Nokogiri is an XML and HTML parsing library that builds navigable document trees from strings, files, or URLs using native C parsers for speed and standards compliance. It provides a CSS selector engine that translates CSS3 selectors into XPath expressions for querying nodes, an XPath query interface with namespace support, a document manipulation toolkit for modifying parsed documents, XSD schema validation, and XSLT transformation capabilities.
The library wraps libxml2 and libxslt C libraries with Ruby bindings for high-performance parsing, and integrates Google's Gumbo parser for standards-compliant HTML5 parsing with error reporting. It supports multiple parsing approaches including SAX event-driven parsing for processing documents as a stream of events without building a full DOM tree, and a push parser that accepts data chunks incrementally. A builder DSL allows constructing XML or HTML documents programmatically using nested method calls that mirror the output structure.

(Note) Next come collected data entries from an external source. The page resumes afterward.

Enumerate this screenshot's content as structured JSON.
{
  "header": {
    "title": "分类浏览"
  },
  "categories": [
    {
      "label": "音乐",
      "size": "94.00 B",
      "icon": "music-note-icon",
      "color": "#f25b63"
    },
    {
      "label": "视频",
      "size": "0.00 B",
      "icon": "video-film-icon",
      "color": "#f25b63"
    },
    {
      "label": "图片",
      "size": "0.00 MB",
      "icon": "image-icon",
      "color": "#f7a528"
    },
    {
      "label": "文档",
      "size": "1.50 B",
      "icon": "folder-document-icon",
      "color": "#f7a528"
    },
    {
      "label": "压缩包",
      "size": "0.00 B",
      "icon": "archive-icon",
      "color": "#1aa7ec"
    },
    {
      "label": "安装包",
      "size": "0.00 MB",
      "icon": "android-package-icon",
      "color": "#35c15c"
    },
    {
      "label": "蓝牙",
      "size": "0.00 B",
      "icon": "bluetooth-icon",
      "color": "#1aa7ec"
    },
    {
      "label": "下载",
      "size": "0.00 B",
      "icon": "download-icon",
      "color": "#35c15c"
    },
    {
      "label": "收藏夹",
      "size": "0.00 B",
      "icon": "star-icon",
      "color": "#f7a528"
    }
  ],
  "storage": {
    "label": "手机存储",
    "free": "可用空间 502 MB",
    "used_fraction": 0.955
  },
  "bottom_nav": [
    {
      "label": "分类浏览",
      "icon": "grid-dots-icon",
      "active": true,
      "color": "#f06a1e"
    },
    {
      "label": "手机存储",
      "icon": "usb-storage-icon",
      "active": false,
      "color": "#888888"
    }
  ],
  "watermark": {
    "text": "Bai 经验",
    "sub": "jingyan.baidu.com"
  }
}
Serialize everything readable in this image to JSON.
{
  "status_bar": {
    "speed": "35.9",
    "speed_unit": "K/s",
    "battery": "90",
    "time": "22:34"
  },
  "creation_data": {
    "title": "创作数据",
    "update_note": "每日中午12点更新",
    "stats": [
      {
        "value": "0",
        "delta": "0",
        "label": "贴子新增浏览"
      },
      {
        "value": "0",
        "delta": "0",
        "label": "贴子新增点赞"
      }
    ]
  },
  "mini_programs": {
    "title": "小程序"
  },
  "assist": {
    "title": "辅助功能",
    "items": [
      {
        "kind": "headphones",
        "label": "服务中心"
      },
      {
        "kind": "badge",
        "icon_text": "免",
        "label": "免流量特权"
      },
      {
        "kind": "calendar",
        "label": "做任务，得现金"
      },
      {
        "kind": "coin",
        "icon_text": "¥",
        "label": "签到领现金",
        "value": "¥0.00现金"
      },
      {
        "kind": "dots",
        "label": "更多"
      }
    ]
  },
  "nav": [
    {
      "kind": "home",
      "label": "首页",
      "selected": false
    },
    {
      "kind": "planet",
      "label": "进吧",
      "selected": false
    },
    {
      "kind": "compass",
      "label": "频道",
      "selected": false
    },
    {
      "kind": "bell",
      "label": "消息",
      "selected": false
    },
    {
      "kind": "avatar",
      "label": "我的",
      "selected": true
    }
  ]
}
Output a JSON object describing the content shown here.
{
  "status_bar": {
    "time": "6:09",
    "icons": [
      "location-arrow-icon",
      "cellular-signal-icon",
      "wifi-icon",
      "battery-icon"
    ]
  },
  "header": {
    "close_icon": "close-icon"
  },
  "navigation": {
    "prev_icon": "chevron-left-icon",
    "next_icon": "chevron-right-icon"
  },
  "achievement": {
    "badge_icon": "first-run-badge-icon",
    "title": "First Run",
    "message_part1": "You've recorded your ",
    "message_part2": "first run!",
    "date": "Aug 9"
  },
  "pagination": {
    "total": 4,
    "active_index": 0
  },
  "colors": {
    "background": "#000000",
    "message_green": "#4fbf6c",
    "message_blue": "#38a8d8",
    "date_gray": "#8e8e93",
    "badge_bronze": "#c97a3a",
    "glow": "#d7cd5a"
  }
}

Nokogiri offers comprehensive document manipulation capabilities including node creation, removal, replacement, cloning, and wrapping, along with attribute manipulation and text content modification with automatic XML escaping. It supports document parsing from strings, files, or URLs with explicit encoding declaration, and provides CSS and XPath querying for node selection. The library also includes namespace management, document serialization to HTML, XHTML, or XML, and stream-based processing for large documents.
The library is installable via pre-compiled native gems for various platforms, or can be built from source using system libraries, bundled copies, or custom library paths. It includes XXE protection by blocking external entity loading and network access by default, and provides a security vulnerability reporting process through HackerOne.